2. Necessary for the newly synthesized complemetary DNA to fold over into a bridge-like shape to initialize bridge pcr.
They often have
a) P5 and P7, which are necessary for template DNA to bind and initializing bridge pcr
b) adapter trimming sequence, which would be used to ensure unidirection sequencing, and convenient for data preprocessing and quality control
c) indices and primers for indices
d) primers for insertional DNA sequencing
### 5. Components of what kind of lab equipment have to be integrated in any type of Illumina sequencer?
a. agarose gel
I think it is included for determine the initial concentration (or amount) of the DNA samples by electrophoresis to check if the samples are enough for sequencing.
b. centrifuge
Better included for vortex of samples.
c. microscope
Not sure but may be needed for better detection in base calling process.
##Exercises
###1. Write a for-loop to download all fastq files of WT biological replicate No. 2 of the Gierlinski data set. Try to have a solution as generally applicable as possible.
On the first glance to the mapping file, we notice that the website just provides the first 50 rows of them and find no WT with 2 bioreplicates, so we should download the whole file and use unix to check samples that satisfy the conditions and extract them from it, store into a new file. Then we also need to download the summary TEXT for tracking the fastq files' urls and we can save only the address into another new file as well. At last track the addresses according to the file containing sample names and download them.

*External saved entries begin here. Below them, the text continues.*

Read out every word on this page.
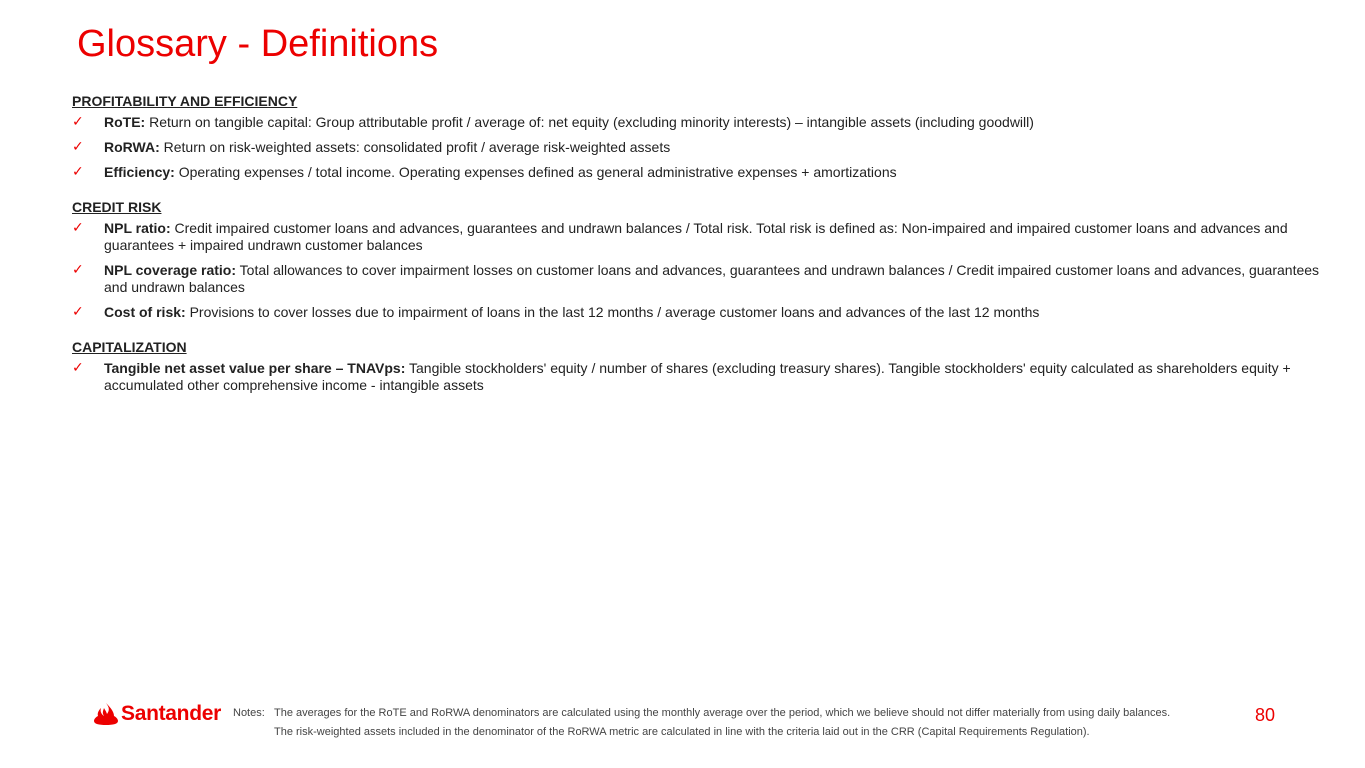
Glossary - Definitions
PROFITABILITY AND EFFICIENCY
✓ RoTE: Return on tangible capital: Group attributable profit / average of: net equity (excluding minority interests) – intangible assets (including goodwill)
✓ RoRWA: Return on risk-weighted assets: consolidated profit / average risk-weighted assets
✓ Efficiency: Operating expenses / total income. Operating expenses defined as general administrative expenses + amortizations
CREDIT RISK
✓ NPL ratio: Credit impaired customer loans and advances, guarantees and undrawn balances / Total risk. Total risk is defined as: Non-impaired and impaired customer loans and advances and guarantees + impaired undrawn customer balances
✓ NPL coverage ratio: Total allowances to cover impairment losses on customer loans and advances, guarantees and undrawn balances / Credit impaired customer loans and advances, guarantees and undrawn balances
✓ Cost of risk: Provisions to cover losses due to impairment of loans in the last 12 months / average customer loans and advances of the last 12 months
CAPITALIZATION
✓ Tangible net asset value per share – TNAVps: Tangible stockholders' equity / number of shares (excluding treasury shares). Tangible stockholders' equity calculated as shareholders equity + accumulated other comprehensive income - intangible assets
Santander Notes: The averages for the RoTE and RoRWA denominators are calculated using the monthly average over the period, which we believe should not differ materially from using daily balances.
The risk-weighted assets included in the denominator of the RoRWA metric are calculated in line with the criteria laid out in the CRR (Capital Requirements Regulation).
80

a. Login server and create new directory
`cd /anthena/scratch/zhc4002/angsd`
`mkdir HW3`
`cd HW3`
b. Download summary TEXT for tracking urls. The file name is **PRJEB5348.txt**
`wget --content-disposition "https://www.ebi.ac.uk/ena/portal/api/filereport?accession=PRJEB5348&result=read_run&fields=study_accession,sample_accession,experiment_accession,run_accession,tax_id,scientific_name,fastq_ftp,submitted_ftp,sra_ftp&format=tsv&download=true"`
--content-disposition added to bypass response to the website when downloading
c. Download mapping information for selecting the right samples and rename the file as **mapping.tsv**
`wget -c https://ndownloader.figshare.com/files/2194841 -O mapping.tsv`
d. Use regular expression to select the sample names and store them into a new file called **WT_no2.txt**
`egrep '.*WT.*[[:space:]]2$' mapping.tsv | grep -o 'ERR[0-9]* > WT_no2.txt`
e. Select all the **.fastq.qz** files in the summary TEXT for convenience and store them in to file **address.txt**
`egrep -o 'ftp.*\.fastq\.gz' PRJEB5348.txt > address.txt'`
f. Extract right urls and download fastq files
`samples=$(cat WT_no2.txt)`
`for name in ${samples};`
`do url=$(egrep "${name}" address.txt);`
`wget ${url};`
`done`
###2. Why are there multiple fastq files per sample? What does each file represent?

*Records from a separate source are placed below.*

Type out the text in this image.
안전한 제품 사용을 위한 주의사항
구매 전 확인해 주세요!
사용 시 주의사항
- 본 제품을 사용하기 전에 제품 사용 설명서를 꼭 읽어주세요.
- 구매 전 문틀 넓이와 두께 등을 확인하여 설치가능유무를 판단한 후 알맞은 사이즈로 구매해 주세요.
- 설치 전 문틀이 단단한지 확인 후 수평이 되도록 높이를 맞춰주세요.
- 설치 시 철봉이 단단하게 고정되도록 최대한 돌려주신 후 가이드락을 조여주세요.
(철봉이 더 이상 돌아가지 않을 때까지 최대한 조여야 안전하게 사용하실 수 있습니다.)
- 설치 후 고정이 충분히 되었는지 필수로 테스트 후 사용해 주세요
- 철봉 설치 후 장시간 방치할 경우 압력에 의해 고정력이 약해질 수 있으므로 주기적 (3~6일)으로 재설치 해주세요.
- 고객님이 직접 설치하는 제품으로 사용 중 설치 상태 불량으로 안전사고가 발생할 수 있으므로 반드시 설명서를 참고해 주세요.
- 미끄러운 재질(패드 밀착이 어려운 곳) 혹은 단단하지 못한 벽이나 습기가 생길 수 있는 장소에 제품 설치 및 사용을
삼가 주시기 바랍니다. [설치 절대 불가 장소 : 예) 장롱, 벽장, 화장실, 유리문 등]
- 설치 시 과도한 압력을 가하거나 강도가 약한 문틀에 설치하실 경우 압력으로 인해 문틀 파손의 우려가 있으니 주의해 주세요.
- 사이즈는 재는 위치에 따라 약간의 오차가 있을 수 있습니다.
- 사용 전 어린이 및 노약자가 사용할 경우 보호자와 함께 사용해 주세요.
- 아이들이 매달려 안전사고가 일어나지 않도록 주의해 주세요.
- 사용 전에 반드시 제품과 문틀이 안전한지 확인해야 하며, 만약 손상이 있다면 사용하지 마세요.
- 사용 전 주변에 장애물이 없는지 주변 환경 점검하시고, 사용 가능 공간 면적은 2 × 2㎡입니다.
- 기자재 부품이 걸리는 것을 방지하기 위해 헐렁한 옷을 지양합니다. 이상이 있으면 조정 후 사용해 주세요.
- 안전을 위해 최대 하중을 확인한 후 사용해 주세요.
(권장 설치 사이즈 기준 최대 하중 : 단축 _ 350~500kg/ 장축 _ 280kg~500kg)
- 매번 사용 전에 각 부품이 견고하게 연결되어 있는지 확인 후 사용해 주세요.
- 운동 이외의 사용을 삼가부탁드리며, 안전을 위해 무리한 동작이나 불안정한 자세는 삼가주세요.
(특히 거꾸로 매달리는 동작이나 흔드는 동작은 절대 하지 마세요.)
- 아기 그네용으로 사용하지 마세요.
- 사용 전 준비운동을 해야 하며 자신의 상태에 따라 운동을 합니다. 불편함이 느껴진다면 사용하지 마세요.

They are technical replicates instead of biological replicates, and each file represent a single running process in a sequencing machine. Those replicates can be used for strict quality control.
###3. Count the number of reads stored in each FASTQ file and keep a note of the results. The zcat command allows you to see the contents of a gzipped file.

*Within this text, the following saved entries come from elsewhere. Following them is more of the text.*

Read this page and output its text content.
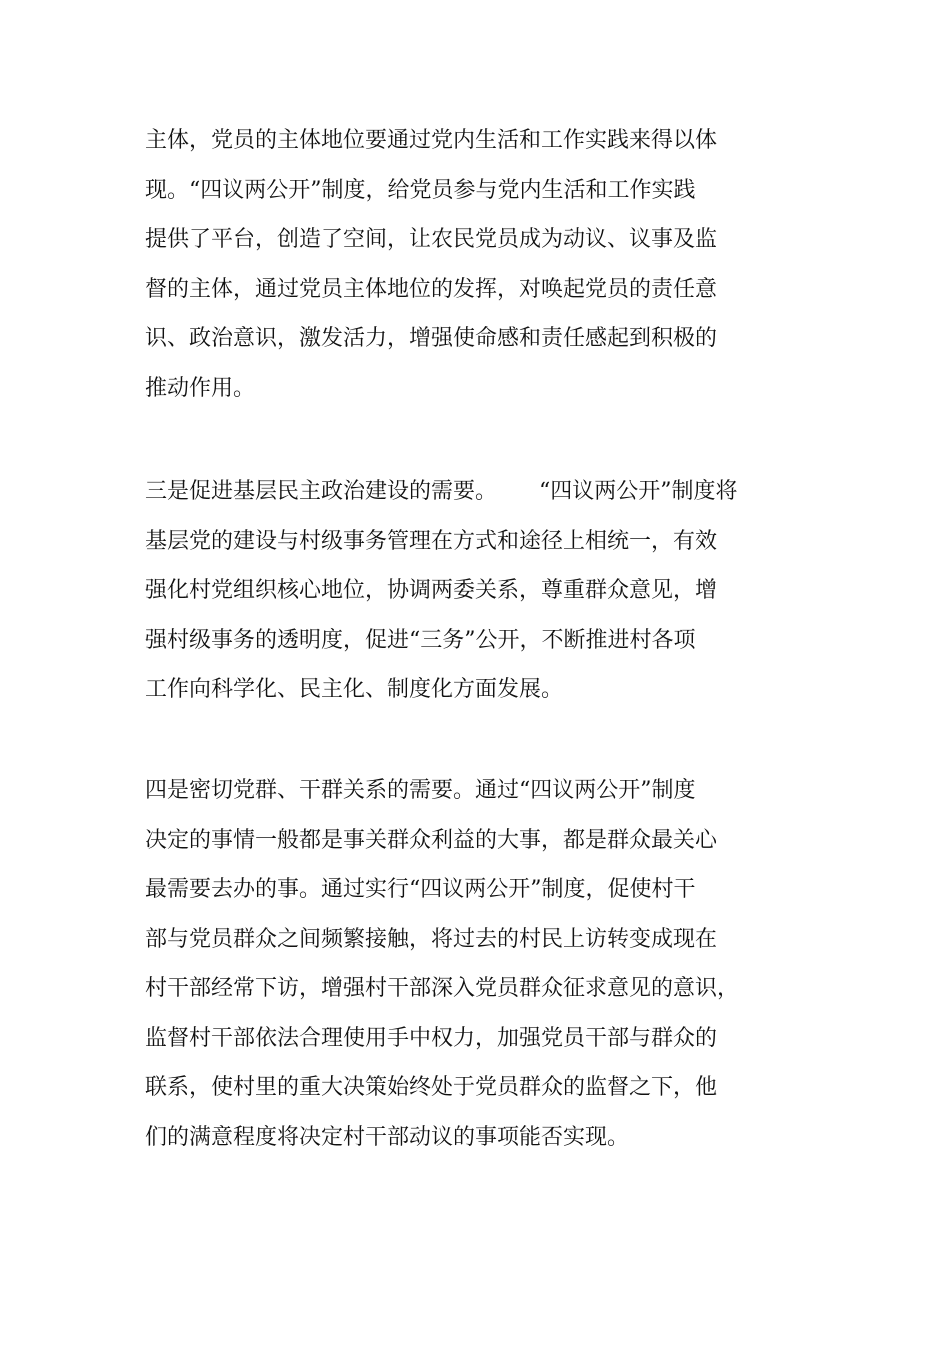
主体，党员的主体地位要通过党内生活和工作实践来得以体
现。“四议两公开”制度，给党员参与党内生活和工作实践
提供了平台，创造了空间，让农民党员成为动议、议事及监
督的主体，通过党员主体地位的发挥，对唤起党员的责任意
识、政治意识，激发活力，增强使命感和责任感起到积极的
推动作用。
三是促进基层民主政治建设的需要。      “四议两公开”制度将
基层党的建设与村级事务管理在方式和途径上相统一，有效
强化村党组织核心地位，协调两委关系，尊重群众意见，增
强村级事务的透明度，促进“三务”公开，不断推进村各项
工作向科学化、民主化、制度化方面发展。
四是密切党群、干群关系的需要。通过“四议两公开”制度
决定的事情一般都是事关群众利益的大事，都是群众最关心
最需要去办的事。通过实行“四议两公开”制度，促使村干
部与党员群众之间频繁接触，将过去的村民上访转变成现在
村干部经常下访，增强村干部深入党员群众征求意见的意识，
监督村干部依法合理使用手中权力，加强党员干部与群众的
联系，使村里的重大决策始终处于党员群众的监督之下，他
们的满意程度将决定村干部动议的事项能否实现。
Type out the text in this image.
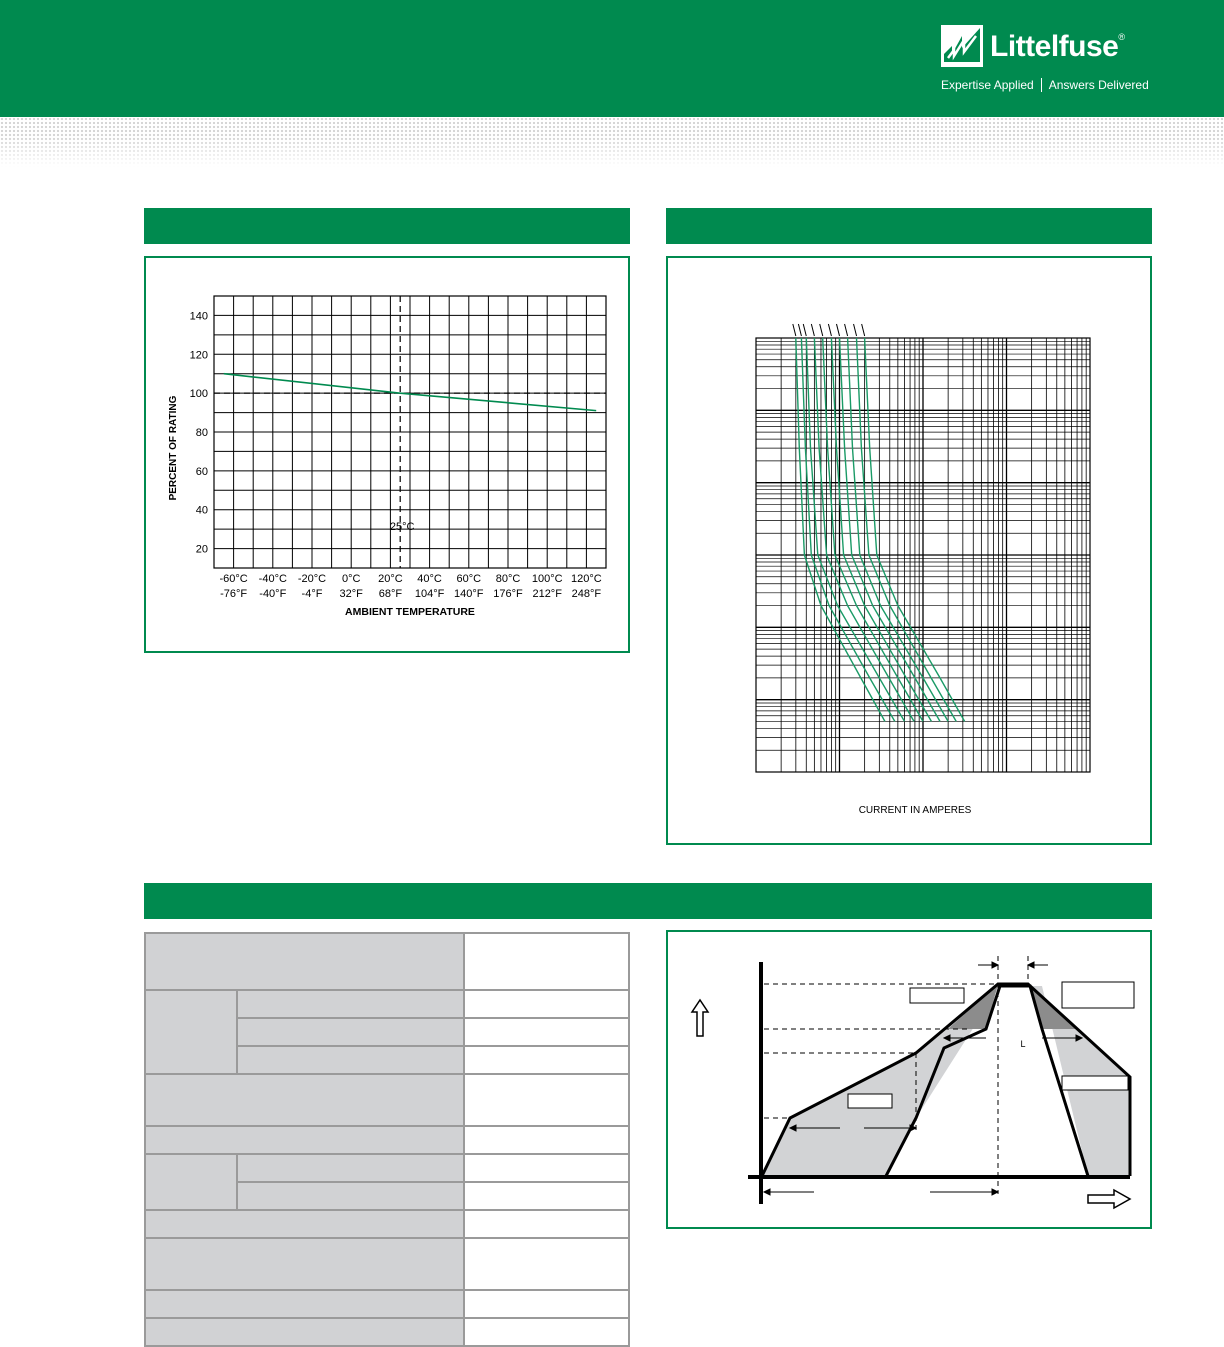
Littelfuse®
Expertise Applied Answers Delivered
20
40
60
80
100
120
140
-60°C
-76°F
-40°C
-40°F
-20°C
-4°F
0°C
32°F
20°C
68°F
40°C
104°F
60°C
140°F
80°C
176°F
100°C
212°F
120°C
248°F
PERCENT OF RATING
AMBIENT TEMPERATURE
25°C
CURRENT IN AMPERES

L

a. Create a bash script file **extract_readcount.sh** to extract number of reads in each file
```{}
samples=$(cat WT_no2.txt)
for name in ${samples}
do
length=$(zcat ${name}.fastq.gz | wc -l)
echo $((${length}/4))
done
```
b. Then run the script file and store the results in file **readcount_result.txt**
`sh extract_readcount.sh > readout_result.txt`
c. Paste the readcounts with their corresponding file names and store into a new file **samples_readcount.txt**
`paste WT_no2.txt readcount_result.txt > samples_readcount.txt`
d. The content of **samples_readcount.txt** looks like this:
##Project
###1. Identify and write down one or two biological or technical questions of interest for your project.
How many ratio of cases in cancer are caused by or contain gene fusion? This could be focus on only one database for one or more kinds of cancer, or just one kind of cancer but across different databases.